Now each priest picked up his bag, opened it, and pulled out a large curved knife, like a pruning knife, and a small brass bottle. With a quick slash of the knife each priest cut through the bush in front of him. Then he picked it up, and dipped the broken end into the bottle. Finally, he laid the bush gently and carefully aside. Blade noticed that the cutoff end now gleamed black.

The priests then rose to their feet, the chant sounded again, and each took two steps forward. Then they knelt again and repeated the ritual. Slash-dip-lay aside. And again, and again. Blade realized with a chilling shock that they were moving rapidly up the slope toward him, toward where he had mutilated more than a dozen of the bushes.

The intervals between the cutting of bushes were growing longer now, and the priests were also fanning out as they climbed. They formed a solid line nearly a quarter of a mile from end to end, with Blade still near the center. Behind them as they advanced came the warriors, picking up the bushes as gently as they would have picked up newborn babies and carrying them back to the canoes. Unless both priests and warriors were blind, they must see those broken branches soon.

Blade did not have much longer to wait. Suddenly two priests broke off their chant. Their voices rose in howls of outrage that brought all the chanting to a sudden halt. Priests and warriors alike scurried toward the noisy two, gathered around them, and raised their own voices in lamentations. Blade saw that the two priests in the middle were each holding up a broken-off branch with one hand, and gesturing violently with the other. In the babble of voices rising into the night Blade could not make out a single coherent word. But he could certainly recognize tones of anger, outrage, and grim determination.

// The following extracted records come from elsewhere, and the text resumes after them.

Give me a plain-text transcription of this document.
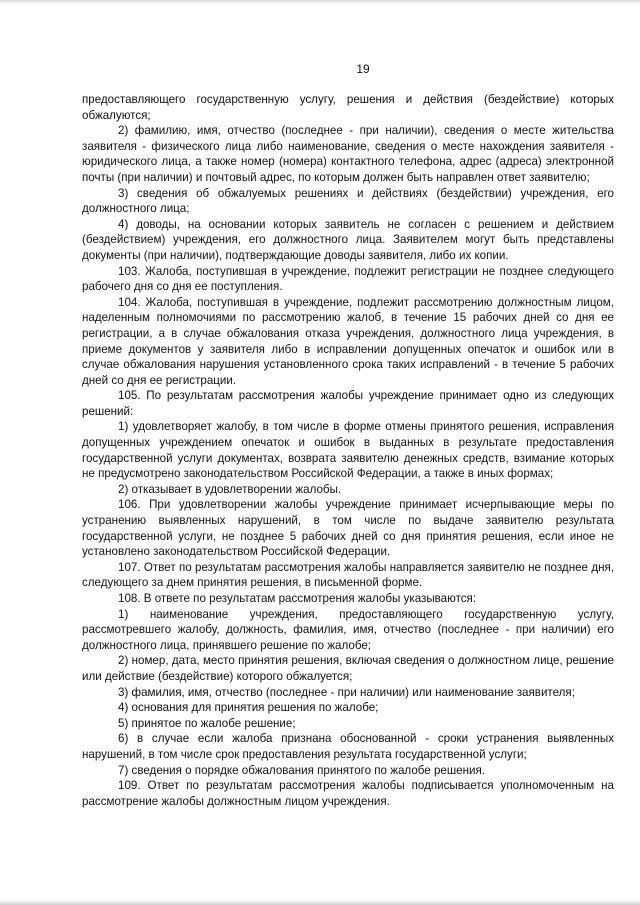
19

предоставляющего государственную услугу, решения и действия (бездействие) которых обжалуются;

2) фамилию, имя, отчество (последнее - при наличии), сведения о месте жительства заявителя - физического лица либо наименование, сведения о месте нахождения заявителя - юридического лица, а также номер (номера) контактного телефона, адрес (адреса) электронной почты (при наличии) и почтовый адрес, по которым должен быть направлен ответ заявителю;

3) сведения об обжалуемых решениях и действиях (бездействии) учреждения, его должностного лица;

4) доводы, на основании которых заявитель не согласен с решением и действием (бездействием) учреждения, его должностного лица. Заявителем могут быть представлены документы (при наличии), подтверждающие доводы заявителя, либо их копии.

103. Жалоба, поступившая в учреждение, подлежит регистрации не позднее следующего рабочего дня со дня ее поступления.

104. Жалоба, поступившая в учреждение, подлежит рассмотрению должностным лицом, наделенным полномочиями по рассмотрению жалоб, в течение 15 рабочих дней со дня ее регистрации, а в случае обжалования отказа учреждения, должностного лица учреждения, в приеме документов у заявителя либо в исправлении допущенных опечаток и ошибок или в случае обжалования нарушения установленного срока таких исправлений - в течение 5 рабочих дней со дня ее регистрации.

105. По результатам рассмотрения жалобы учреждение принимает одно из следующих решений:

1) удовлетворяет жалобу, в том числе в форме отмены принятого решения, исправления допущенных учреждением опечаток и ошибок в выданных в результате предоставления государственной услуги документах, возврата заявителю денежных средств, взимание которых не предусмотрено законодательством Российской Федерации, а также в иных формах;

2) отказывает в удовлетворении жалобы.

106. При удовлетворении жалобы учреждение принимает исчерпывающие меры по устранению выявленных нарушений, в том числе по выдаче заявителю результата государственной услуги, не позднее 5 рабочих дней со дня принятия решения, если иное не установлено законодательством Российской Федерации.

107. Ответ по результатам рассмотрения жалобы направляется заявителю не позднее дня, следующего за днем принятия решения, в письменной форме.

108. В ответе по результатам рассмотрения жалобы указываются:

1) наименование учреждения, предоставляющего государственную услугу, рассмотревшего жалобу, должность, фамилия, имя, отчество (последнее - при наличии) его должностного лица, принявшего решение по жалобе;

2) номер, дата, место принятия решения, включая сведения о должностном лице, решение или действие (бездействие) которого обжалуется;

3) фамилия, имя, отчество (последнее - при наличии) или наименование заявителя;

4) основания для принятия решения по жалобе;

5) принятое по жалобе решение;

6) в случае если жалоба признана обоснованной - сроки устранения выявленных нарушений, в том числе срок предоставления результата государственной услуги;

7) сведения о порядке обжалования принятого по жалобе решения.

109. Ответ по результатам рассмотрения жалобы подписывается уполномоченным на рассмотрение жалобы должностным лицом учреждения.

Obviously he had committed some sort of sacrilege by taking the branches. And there went practically any hope of quickly getting on good terms with these people. It was tempting to throw caution to the winds and try making a run for it. But Blade's trained judgment of the situation told him he would not get far. The warriors would be up with him before he got clear of the bushes. And he had no desire to run like a rabbit and end up being hunted down like one.